A
FACE DE JESUS TRANSFIGURADO
Côn.
José Geraldo Vidigal de Carvalho*
A
Transfiguração é um dos fatos mais marcantes da vida de Cristo (Lc 9,28-36).
Hermeneutas, os fiéis de todas as classes, sobretudo os místicos sempre
procuraram penetrar o âmago deste acontecimento. Este episódio está envolto em
luminosidade, mas também nas sombras dos sofrimentos redentores sobre os quais
Jesus conversou com Moisés e Elias. O episódio ocorrido no Tabor, ainda que
narrado por São Mateus e São Marcos, tem em São Lucas peculiaridades que
merecem especial atenção. Segundo este evangelista se trata de mais um instante
da vida de prece de Jesus. Enquanto Ele
rezava é que se deu a Transfiguração. A prece sempre foi para Cristo o encontro
íntimo com o Pai e ali então se deu a hora da notável diafania, ou seja, uma transparência e luminosidade fundamentais e globais e
os discípulos contemplaram Jesus envolto na sua glória. Foi para Pedro, Tiago e
João uma contemplação antecipada do Mestre Ressuscitado. São Lucas sublinha que
Cristo conversava com o célebre Legislador e um notável Profeta sobre seu
“trânsito”, isto é, sobre sua partida, seu êxodo que ia ocorrer em Jerusalém.

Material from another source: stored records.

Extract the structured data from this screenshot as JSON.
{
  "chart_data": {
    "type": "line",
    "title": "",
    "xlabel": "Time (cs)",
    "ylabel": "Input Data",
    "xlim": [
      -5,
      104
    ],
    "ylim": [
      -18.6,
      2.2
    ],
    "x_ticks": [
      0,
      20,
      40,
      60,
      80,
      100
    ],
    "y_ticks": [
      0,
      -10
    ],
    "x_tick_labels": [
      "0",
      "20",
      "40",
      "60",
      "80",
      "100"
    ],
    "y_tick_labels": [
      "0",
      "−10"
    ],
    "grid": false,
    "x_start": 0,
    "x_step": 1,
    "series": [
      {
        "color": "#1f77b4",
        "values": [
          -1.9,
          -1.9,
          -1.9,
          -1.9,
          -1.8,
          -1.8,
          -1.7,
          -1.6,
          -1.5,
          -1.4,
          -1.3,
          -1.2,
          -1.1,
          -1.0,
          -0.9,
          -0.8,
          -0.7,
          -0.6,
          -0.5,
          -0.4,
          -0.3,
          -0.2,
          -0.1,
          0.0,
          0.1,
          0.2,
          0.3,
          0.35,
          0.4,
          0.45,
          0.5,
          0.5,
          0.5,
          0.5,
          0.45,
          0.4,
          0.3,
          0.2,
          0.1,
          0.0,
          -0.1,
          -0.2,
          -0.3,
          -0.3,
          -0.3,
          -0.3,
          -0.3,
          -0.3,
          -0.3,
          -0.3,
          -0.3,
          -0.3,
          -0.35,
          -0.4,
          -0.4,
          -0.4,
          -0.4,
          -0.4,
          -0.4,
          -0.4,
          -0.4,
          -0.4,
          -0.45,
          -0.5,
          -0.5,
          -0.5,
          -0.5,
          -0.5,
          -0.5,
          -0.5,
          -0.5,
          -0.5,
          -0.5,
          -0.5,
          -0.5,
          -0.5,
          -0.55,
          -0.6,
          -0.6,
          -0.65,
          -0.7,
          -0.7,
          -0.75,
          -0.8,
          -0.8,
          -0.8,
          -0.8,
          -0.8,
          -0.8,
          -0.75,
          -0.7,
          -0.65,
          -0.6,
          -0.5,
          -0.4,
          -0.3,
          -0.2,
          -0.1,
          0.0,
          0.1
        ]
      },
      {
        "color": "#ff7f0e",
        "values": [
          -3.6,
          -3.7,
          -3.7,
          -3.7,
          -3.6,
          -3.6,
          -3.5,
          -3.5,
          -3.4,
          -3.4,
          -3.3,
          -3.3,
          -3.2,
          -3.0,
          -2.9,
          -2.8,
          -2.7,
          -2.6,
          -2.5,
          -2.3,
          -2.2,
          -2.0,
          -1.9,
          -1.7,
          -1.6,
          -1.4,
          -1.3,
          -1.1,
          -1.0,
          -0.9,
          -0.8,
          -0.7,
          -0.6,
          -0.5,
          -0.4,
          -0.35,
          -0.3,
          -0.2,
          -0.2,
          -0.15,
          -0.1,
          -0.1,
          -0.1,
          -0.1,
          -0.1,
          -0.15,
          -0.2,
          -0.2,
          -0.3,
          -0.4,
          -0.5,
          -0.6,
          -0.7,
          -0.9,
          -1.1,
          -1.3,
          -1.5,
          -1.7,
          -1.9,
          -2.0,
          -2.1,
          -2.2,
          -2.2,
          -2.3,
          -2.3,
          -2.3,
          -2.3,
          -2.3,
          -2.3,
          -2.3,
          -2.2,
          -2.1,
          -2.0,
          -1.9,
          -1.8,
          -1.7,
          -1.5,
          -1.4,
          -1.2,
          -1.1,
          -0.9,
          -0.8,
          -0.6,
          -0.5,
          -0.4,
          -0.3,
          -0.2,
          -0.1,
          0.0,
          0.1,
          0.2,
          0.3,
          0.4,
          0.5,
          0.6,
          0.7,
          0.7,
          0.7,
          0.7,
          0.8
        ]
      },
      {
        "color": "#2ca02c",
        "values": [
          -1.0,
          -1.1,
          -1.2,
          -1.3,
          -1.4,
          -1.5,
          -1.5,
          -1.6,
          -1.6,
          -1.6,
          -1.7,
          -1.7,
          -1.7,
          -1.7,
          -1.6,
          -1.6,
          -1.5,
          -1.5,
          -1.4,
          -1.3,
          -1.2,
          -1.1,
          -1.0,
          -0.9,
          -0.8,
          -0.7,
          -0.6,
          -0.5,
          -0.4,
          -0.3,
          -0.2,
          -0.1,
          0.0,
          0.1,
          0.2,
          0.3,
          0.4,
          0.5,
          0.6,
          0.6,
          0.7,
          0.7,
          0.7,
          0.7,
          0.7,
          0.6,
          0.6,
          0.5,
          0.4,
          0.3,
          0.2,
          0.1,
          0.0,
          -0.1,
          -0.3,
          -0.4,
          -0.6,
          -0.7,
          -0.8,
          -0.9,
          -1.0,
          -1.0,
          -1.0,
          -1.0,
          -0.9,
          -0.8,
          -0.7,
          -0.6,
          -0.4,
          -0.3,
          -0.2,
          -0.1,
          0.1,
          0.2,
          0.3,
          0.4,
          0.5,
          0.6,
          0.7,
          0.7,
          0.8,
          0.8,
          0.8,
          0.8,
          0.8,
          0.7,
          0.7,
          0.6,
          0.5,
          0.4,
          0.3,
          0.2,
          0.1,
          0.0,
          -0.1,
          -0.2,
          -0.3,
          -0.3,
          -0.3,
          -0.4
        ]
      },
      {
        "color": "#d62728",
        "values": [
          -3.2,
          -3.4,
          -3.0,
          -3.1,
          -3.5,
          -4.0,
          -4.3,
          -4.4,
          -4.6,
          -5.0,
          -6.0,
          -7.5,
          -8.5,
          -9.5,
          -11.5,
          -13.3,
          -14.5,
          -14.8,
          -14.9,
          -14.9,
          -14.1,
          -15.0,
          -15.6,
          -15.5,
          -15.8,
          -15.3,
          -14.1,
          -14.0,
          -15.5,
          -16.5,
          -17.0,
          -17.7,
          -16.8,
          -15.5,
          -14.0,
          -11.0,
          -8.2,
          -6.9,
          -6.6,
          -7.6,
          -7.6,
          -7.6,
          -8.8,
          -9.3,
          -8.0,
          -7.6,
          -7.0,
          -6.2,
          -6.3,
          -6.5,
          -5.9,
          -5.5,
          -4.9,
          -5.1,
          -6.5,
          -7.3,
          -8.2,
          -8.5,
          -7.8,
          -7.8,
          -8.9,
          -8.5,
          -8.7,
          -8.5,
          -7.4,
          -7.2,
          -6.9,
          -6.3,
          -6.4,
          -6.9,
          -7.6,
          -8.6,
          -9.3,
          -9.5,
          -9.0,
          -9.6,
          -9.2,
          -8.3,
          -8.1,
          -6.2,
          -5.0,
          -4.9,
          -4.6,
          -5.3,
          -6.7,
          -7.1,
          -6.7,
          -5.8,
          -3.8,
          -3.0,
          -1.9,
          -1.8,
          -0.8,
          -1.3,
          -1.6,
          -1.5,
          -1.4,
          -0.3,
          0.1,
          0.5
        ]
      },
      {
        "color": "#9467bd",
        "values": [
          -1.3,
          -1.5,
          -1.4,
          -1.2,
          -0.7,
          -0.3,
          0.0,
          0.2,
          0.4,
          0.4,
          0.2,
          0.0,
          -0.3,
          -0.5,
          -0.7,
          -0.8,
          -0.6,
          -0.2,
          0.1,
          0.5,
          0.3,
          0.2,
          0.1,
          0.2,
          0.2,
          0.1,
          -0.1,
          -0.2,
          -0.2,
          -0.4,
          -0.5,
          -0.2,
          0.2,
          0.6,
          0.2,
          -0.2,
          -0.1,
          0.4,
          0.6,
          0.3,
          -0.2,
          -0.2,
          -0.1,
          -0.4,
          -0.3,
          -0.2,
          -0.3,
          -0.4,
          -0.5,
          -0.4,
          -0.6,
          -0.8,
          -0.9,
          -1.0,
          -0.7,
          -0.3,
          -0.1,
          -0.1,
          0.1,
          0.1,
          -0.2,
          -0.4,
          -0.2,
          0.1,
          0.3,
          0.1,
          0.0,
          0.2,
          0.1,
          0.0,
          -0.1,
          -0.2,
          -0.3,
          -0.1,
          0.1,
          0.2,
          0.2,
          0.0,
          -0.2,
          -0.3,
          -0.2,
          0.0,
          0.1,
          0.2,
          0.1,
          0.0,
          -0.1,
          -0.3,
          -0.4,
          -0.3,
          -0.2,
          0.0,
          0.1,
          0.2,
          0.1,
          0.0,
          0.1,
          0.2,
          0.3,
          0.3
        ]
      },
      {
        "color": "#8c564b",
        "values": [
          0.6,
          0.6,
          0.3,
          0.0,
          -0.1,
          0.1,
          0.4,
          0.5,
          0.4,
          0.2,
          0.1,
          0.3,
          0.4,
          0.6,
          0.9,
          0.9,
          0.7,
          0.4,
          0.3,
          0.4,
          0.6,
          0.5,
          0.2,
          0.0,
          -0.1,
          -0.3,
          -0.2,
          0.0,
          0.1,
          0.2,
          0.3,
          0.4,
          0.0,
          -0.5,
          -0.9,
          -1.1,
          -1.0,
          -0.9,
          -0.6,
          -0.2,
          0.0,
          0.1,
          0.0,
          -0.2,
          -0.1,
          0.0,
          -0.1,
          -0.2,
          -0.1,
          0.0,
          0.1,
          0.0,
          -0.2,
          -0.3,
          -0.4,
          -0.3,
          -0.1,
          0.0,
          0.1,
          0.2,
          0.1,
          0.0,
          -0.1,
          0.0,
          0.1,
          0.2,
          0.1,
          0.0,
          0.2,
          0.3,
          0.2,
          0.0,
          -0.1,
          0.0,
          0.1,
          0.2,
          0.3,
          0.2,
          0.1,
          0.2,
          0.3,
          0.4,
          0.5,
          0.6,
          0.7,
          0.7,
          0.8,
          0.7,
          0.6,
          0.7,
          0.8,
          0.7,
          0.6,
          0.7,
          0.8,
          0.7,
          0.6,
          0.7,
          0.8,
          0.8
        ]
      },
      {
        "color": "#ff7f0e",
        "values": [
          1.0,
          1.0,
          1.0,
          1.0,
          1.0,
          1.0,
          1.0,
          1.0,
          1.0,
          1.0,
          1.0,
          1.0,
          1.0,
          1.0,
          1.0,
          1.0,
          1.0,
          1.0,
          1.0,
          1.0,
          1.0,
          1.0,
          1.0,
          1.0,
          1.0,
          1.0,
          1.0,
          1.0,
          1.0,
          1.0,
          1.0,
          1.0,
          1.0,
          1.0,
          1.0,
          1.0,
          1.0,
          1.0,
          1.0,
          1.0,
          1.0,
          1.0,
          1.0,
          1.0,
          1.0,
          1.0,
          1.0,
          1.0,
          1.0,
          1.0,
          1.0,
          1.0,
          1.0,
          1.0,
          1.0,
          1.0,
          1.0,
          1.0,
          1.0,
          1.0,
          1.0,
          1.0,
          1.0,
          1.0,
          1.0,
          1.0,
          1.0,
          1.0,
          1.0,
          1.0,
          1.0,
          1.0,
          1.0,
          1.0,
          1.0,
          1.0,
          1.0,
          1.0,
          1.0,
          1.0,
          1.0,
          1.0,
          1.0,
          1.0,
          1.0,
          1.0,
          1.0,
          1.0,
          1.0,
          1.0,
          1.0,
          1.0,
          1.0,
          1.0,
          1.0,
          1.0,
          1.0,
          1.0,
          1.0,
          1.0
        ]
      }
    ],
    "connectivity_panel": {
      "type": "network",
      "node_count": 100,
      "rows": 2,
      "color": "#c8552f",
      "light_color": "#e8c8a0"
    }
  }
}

Trata-se da passagem pela morte do Redentor para seu triunfo, resultando a
redenção do gênero humano. Deste modo, a Transfiguração é o ícone e a promessa
da Ressurreição após os sofrimentos do Calvário. Ressalta São Lucas que
“Veio então da nuvem uma voz dizia: “Este é o
meu Filho, o eleito, escutai-o”. Estas palavras confirmavam que Jesus era “o
servidor de Deus” anunciado por Isaías (Is 42,1; 49), o qual devia cumprir sua
missão salvadora até os padecimentos expiadores do Gólgota. Ele o eleito do Pai
e o excluído dos homens. “Escutai-o”, foi a ordem dada vinda do céu e calhava bem
naquela circunstância, dado que, antes de contemplarem Jesus transfigurado,
relatou o evangelista que os três discípulos estavam “oprimidos pelo sono”.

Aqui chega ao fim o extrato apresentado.